Monday, November 1, 2010

Fate of the World ? review

Saving the world from your armchair brings home the enormity of climate change, says Jack Arnott

Being asked to save the world while sitting in your living room is the kind of request gamers take in their stride. And while Fate of the World arms you with environmental data and renewable energy policies rather than grenades and rocket launchers, the result is still compelling.

The action takes the form of a turn-based data-management simulator ? think Football Manager, but with biofuels. You're given a budget with which to implement various schemes across different geopolitical areas, each of which have different long- and short-term costs. Put an emissions cap on a growing economy, stifling growth, and they'll get fed up and throw your agency out of the area. Encourage investment and prosperity and there'll soon be environmental consequences. Each turn sends you forward five years ? and you're informed as the game progresses of the many changes that take place in the world as temperatures increase. As if the sheer difficulty of Fate of the World wasn't sobering enough, watching the planet crumble ? wars and natural disasters are often triggered inadvertently by your decisions, and you're informed each time a major species becomes extinct ? really brings home the enormity of the impact of climate change.

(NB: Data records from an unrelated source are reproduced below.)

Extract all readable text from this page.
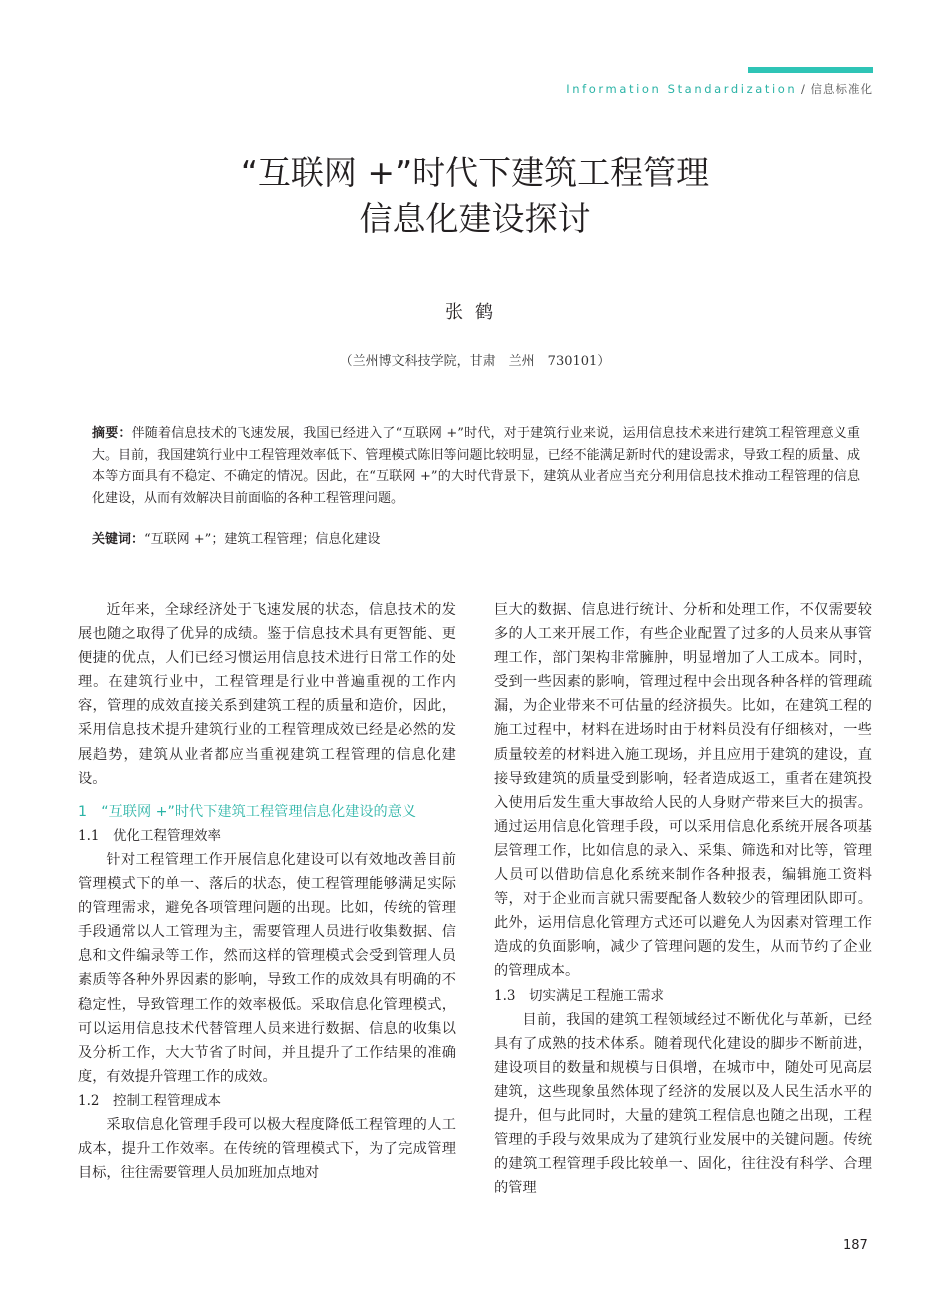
Information Standardization / 信息标准化
“互联网 +”时代下建筑工程管理
信息化建设探讨
张鹤
（兰州博文科技学院，甘肃　兰州　730101）

摘要：伴随着信息技术的飞速发展，我国已经进入了“互联网 +”时代，对于建筑行业来说，运用信息技术来进行建筑工程管理意义重大。目前，我国建筑行业中工程管理效率低下、管理模式陈旧等问题比较明显，已经不能满足新时代的建设需求，导致工程的质量、成本等方面具有不稳定、不确定的情况。因此，在“互联网 +”的大时代背景下，建筑从业者应当充分利用信息技术推动工程管理的信息化建设，从而有效解决目前面临的各种工程管理问题。

关键词：“互联网 +”；建筑工程管理；信息化建设

近年来，全球经济处于飞速发展的状态，信息技术的发展也随之取得了优异的成绩。鉴于信息技术具有更智能、更便捷的优点，人们已经习惯运用信息技术进行日常工作的处理。在建筑行业中，工程管理是行业中普遍重视的工作内容，管理的成效直接关系到建筑工程的质量和造价，因此，采用信息技术提升建筑行业的工程管理成效已经是必然的发展趋势，建筑从业者都应当重视建筑工程管理的信息化建设。

1　“互联网 +”时代下建筑工程管理信息化建设的意义

1.1　优化工程管理效率

针对工程管理工作开展信息化建设可以有效地改善目前管理模式下的单一、落后的状态，使工程管理能够满足实际的管理需求，避免各项管理问题的出现。比如，传统的管理手段通常以人工管理为主，需要管理人员进行收集数据、信息和文件编录等工作，然而这样的管理模式会受到管理人员素质等各种外界因素的影响，导致工作的成效具有明确的不稳定性，导致管理工作的效率极低。采取信息化管理模式，可以运用信息技术代替管理人员来进行数据、信息的收集以及分析工作，大大节省了时间，并且提升了工作结果的准确度，有效提升管理工作的成效。

1.2　控制工程管理成本

采取信息化管理手段可以极大程度降低工程管理的人工成本，提升工作效率。在传统的管理模式下，为了完成管理目标，往往需要管理人员加班加点地对

巨大的数据、信息进行统计、分析和处理工作，不仅需要较多的人工来开展工作，有些企业配置了过多的人员来从事管理工作，部门架构非常臃肿，明显增加了人工成本。同时，受到一些因素的影响，管理过程中会出现各种各样的管理疏漏，为企业带来不可估量的经济损失。比如，在建筑工程的施工过程中，材料在进场时由于材料员没有仔细核对，一些质量较差的材料进入施工现场，并且应用于建筑的建设，直接导致建筑的质量受到影响，轻者造成返工，重者在建筑投入使用后发生重大事故给人民的人身财产带来巨大的损害。通过运用信息化管理手段，可以采用信息化系统开展各项基层管理工作，比如信息的录入、采集、筛选和对比等，管理人员可以借助信息化系统来制作各种报表，编辑施工资料等，对于企业而言就只需要配备人数较少的管理团队即可。此外，运用信息化管理方式还可以避免人为因素对管理工作造成的负面影响，减少了管理问题的发生，从而节约了企业的管理成本。

1.3　切实满足工程施工需求

目前，我国的建筑工程领域经过不断优化与革新，已经具有了成熟的技术体系。随着现代化建设的脚步不断前进，建设项目的数量和规模与日俱增，在城市中，随处可见高层建筑，这些现象虽然体现了经济的发展以及人民生活水平的提升，但与此同时，大量的建筑工程信息也随之出现，工程管理的手段与效果成为了建筑行业发展中的关键问题。传统的建筑工程管理手段比较单一、固化，往往没有科学、合理的管理

187
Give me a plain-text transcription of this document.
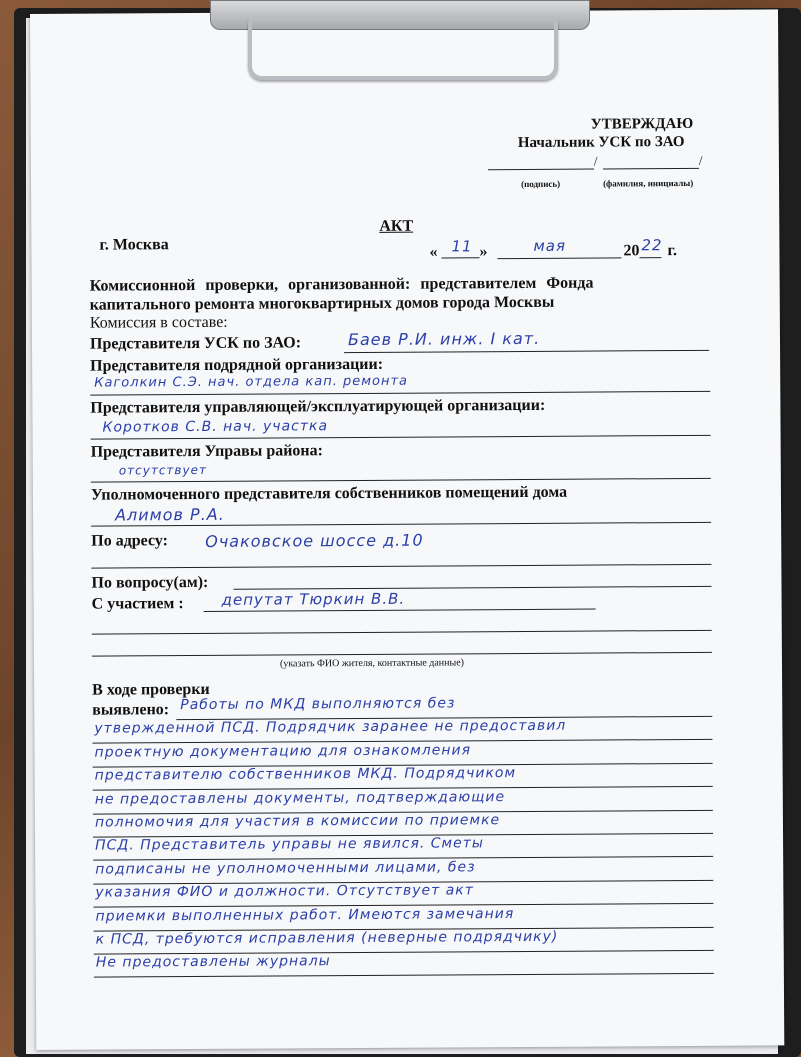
УТВЕРЖДАЮ
Начальник УСК по ЗАО
/	/
(подпись)	(фамилия, инициалы)
АКТ
г. Москва	« 11 »	мая	20 22 г.
Комиссионной проверки, организованной: представителем Фонда
капитального ремонта многоквартирных домов города Москвы
Комиссия в составе:
Представителя УСК по ЗАО:	Баев Р.И. инж. I кат.
Представителя подрядной организации:
Каголкин С.Э. нач. отдела кап. ремонта
Представителя управляющей/эксплуатирующей организации:
Коротков С.В. нач. участка
Представителя Управы района:
отсутствует
Уполномоченного представителя собственников помещений дома
Алимов Р.А.
По адресу: Очаковское шоссе д.10
По вопросу(ам):
С участием :	депутат Тюркин В.В.
(указать ФИО жителя, контактные данные)
В ходе проверки
выявлено: Работы по МКД выполняются без
утвержденной ПСД. Подрядчик заранее не предоставил
проектную документацию для ознакомления
представителю собственников МКД. Подрядчиком
не предоставлены документы, подтверждающие
полномочия для участия в комиссии по приемке
ПСД. Представитель управы не явился. Сметы
подписаны не уполномоченными лицами, без
указания ФИО и должности. Отсутствует акт
приемки выполненных работ. Имеются замечания
к ПСД, требуются исправления (неверные подрядчику)
Не предоставлены журналы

Multiple scenarios are available offering differing challenges and targets ? from managing the oil crisis to protecting the Amazon rainforest ? meaning there's a great deal of replayability for those wishing to learn as much as they can about the issues handled in the game.

There's even an anarchic "Dr Apocalypse" mode in which your goal is to raise temperatures around the world as much as you can without losing the political support of different regions.

This dark humour crops up throughout the game and helps alleviate moments where things may get a little too dry. If a regime is refusing to bow to demands, why not sponsor an insurgency force to take them out? Better yet, if a country has an unforgivably high population to emissions ratio (I'm looking at you, North America), why not covertly sterilise the population?

Though the variables on offer can be a little bewildering,, by using real data models the game provides a fascinating simulation of what the next 200 years have in store for Earth. President Arnott not only failed to prevent catastrophic climate change but ended up being barred from most continents ? I can only hope my real-life counterparts fare better.